The problem with asking questions about the “minimum amount” of orthodoxy it takes to get somebody into heaven is that it treats human beings like machines, and ultimately, it tends to reduce salvation to a matter of works. God saves us by His grace, on the basis of the death and resurrection of Jesus, and nothing else. When He saves us, and we go on to live our lives, we know from the Scriptures what sort of thing to expect, such as the fruit of the Spirit. In cases where these are egregiously absent, and the works of the flesh are egregiously present, all said works of the flesh drunk and downtown, shooting out the street lights, the Church has the authority to declare that such a person is outside the communion of the saints. But even there, the Church does not have authority to pronounce on that person’s election. That is not within our competence to know.

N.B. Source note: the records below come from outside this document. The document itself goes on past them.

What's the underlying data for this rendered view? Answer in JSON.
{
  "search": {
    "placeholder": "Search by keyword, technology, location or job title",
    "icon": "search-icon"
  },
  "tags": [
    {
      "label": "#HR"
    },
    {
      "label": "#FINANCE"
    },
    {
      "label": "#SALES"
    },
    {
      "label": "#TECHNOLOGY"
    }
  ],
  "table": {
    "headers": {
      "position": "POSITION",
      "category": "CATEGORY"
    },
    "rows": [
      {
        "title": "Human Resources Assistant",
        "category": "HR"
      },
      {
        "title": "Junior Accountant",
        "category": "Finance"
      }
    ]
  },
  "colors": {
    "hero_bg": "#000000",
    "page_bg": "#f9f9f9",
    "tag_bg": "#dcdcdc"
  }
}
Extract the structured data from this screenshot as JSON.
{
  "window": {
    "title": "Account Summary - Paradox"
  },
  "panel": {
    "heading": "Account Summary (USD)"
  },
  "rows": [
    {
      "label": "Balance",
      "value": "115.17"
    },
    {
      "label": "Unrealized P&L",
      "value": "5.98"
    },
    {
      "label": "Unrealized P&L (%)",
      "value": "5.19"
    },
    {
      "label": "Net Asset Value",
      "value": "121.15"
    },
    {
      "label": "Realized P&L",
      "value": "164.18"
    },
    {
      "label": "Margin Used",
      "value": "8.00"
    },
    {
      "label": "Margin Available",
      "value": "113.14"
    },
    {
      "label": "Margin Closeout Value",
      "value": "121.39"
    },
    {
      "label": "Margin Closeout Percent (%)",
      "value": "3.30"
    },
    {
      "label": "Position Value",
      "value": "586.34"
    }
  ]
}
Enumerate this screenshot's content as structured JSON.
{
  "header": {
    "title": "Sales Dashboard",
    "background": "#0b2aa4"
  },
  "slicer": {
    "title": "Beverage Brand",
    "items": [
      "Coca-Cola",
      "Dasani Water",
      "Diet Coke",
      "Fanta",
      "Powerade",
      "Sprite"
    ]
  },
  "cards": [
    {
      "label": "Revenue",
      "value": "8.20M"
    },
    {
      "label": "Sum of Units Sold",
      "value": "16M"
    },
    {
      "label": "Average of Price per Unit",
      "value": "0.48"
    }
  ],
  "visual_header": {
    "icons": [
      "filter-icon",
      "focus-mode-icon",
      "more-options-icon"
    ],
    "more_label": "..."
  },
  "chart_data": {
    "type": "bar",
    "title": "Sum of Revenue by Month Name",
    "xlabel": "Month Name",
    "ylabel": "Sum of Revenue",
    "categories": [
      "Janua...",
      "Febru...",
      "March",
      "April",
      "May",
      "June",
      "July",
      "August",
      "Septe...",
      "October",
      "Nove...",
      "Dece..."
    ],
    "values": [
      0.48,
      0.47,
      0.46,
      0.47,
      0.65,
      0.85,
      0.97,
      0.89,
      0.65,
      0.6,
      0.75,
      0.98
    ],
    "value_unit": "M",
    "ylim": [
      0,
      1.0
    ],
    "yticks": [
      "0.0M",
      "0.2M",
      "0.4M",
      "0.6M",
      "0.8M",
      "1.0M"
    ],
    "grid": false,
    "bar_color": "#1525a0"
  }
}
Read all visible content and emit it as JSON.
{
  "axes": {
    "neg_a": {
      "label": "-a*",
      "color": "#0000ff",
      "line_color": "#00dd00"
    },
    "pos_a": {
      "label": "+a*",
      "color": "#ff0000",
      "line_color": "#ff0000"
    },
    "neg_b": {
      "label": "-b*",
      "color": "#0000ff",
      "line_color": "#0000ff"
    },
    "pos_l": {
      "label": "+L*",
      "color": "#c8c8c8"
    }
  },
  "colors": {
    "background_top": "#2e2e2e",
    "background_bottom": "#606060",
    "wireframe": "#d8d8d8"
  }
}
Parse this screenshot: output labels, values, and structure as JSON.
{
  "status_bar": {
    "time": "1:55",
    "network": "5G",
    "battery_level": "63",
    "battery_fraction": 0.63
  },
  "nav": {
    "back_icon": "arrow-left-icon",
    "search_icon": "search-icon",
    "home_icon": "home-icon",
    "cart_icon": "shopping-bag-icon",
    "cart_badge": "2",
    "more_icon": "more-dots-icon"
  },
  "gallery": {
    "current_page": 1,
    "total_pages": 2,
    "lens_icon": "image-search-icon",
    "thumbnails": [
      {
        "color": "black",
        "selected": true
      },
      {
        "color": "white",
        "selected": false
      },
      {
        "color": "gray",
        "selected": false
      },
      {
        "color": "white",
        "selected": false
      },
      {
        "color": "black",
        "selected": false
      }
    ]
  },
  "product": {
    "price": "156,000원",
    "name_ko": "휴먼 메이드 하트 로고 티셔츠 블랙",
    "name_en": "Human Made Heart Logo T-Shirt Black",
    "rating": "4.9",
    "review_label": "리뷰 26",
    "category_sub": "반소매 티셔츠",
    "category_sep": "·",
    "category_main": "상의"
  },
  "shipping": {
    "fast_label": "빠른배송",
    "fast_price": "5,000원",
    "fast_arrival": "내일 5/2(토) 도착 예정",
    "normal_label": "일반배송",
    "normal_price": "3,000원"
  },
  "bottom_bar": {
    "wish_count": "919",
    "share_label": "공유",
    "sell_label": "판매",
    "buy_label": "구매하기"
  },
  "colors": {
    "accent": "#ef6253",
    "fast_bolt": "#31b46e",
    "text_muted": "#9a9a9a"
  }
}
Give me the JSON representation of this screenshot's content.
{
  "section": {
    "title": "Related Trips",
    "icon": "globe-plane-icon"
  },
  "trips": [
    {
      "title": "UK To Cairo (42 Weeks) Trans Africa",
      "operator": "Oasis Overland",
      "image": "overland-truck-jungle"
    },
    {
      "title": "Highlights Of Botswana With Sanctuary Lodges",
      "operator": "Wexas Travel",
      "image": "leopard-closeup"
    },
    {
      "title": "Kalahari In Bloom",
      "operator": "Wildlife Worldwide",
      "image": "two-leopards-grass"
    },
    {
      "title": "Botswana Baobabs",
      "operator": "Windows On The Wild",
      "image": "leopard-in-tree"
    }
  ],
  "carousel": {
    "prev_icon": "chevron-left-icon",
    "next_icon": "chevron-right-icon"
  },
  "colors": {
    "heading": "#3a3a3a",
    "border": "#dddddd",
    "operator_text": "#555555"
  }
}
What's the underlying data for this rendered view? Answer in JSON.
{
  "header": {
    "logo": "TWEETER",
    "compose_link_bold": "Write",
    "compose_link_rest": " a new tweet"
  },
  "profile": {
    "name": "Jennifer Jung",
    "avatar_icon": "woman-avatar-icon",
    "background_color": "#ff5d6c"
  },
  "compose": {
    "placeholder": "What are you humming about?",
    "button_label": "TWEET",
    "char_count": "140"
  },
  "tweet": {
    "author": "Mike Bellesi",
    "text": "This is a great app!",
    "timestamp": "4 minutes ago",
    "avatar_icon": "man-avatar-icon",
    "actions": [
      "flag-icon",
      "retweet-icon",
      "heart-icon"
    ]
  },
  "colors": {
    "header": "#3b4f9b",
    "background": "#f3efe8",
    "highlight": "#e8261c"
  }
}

When we ask if someone can be saved without knowledge of the Deity of Christ, the answer is sure. Fertilized eggs that die before they implant in the womb can be saved, right? And they don’t know any of the catechism. And it won’t do to wave this off as a “special case” scenario. For all we know, the majority of people in heaven are in that category. And why do we persist in treating the life and death issues surrounding our covenant children as somehow off the table in this discussion? They are sinners, they are descended from Adam, they can be regenerated and saved. Now, are they saved by grace, or are they saved by understanding they are saved by grace? Clearly it is the former — they don’t understand anything.
This does not mean that everything is absolutely up for grabs. Whether someone has a correct grasp of the gospel matters a great deal — at his ordination exam. At the great presbyterial banquet, I wouldn’t let anybody into the kitchen to cook if he did not know all about the Deity of Christ, the hypostatic union, the triune nature of God, the substitutionary death of Christ on the cross, His resurrection from the dead, and so on. But would I let people into the banquet to eat if they did not know about these things? Absolutely — the more they come, the more we feed them. And because we keep a close eye on the cooks, we feed them good stuff.
This is the besetting sin of conservative Reformed evangelicals. They think you are not qualified to eat until you are qualified to cook. And we scratch our heads over the dismal results, and conclude that we need to pray for revival. But, as Tozer once put it, if revival means more of what we have now, we most emphatically do not need revival. We don’t need revival at all, frankly. What we need is reformation. One of the prophets condemned those shepherds “who feed only themselves.” And we won’t have reformation in the historic evangelical world until the trained cooks stop stuffing all the food into their own pie holes, and show some kind of willingness to feed and nurture the ignorant. But we are stiff-necked, and refuse to waste any food on him. Why? He’s too skinny.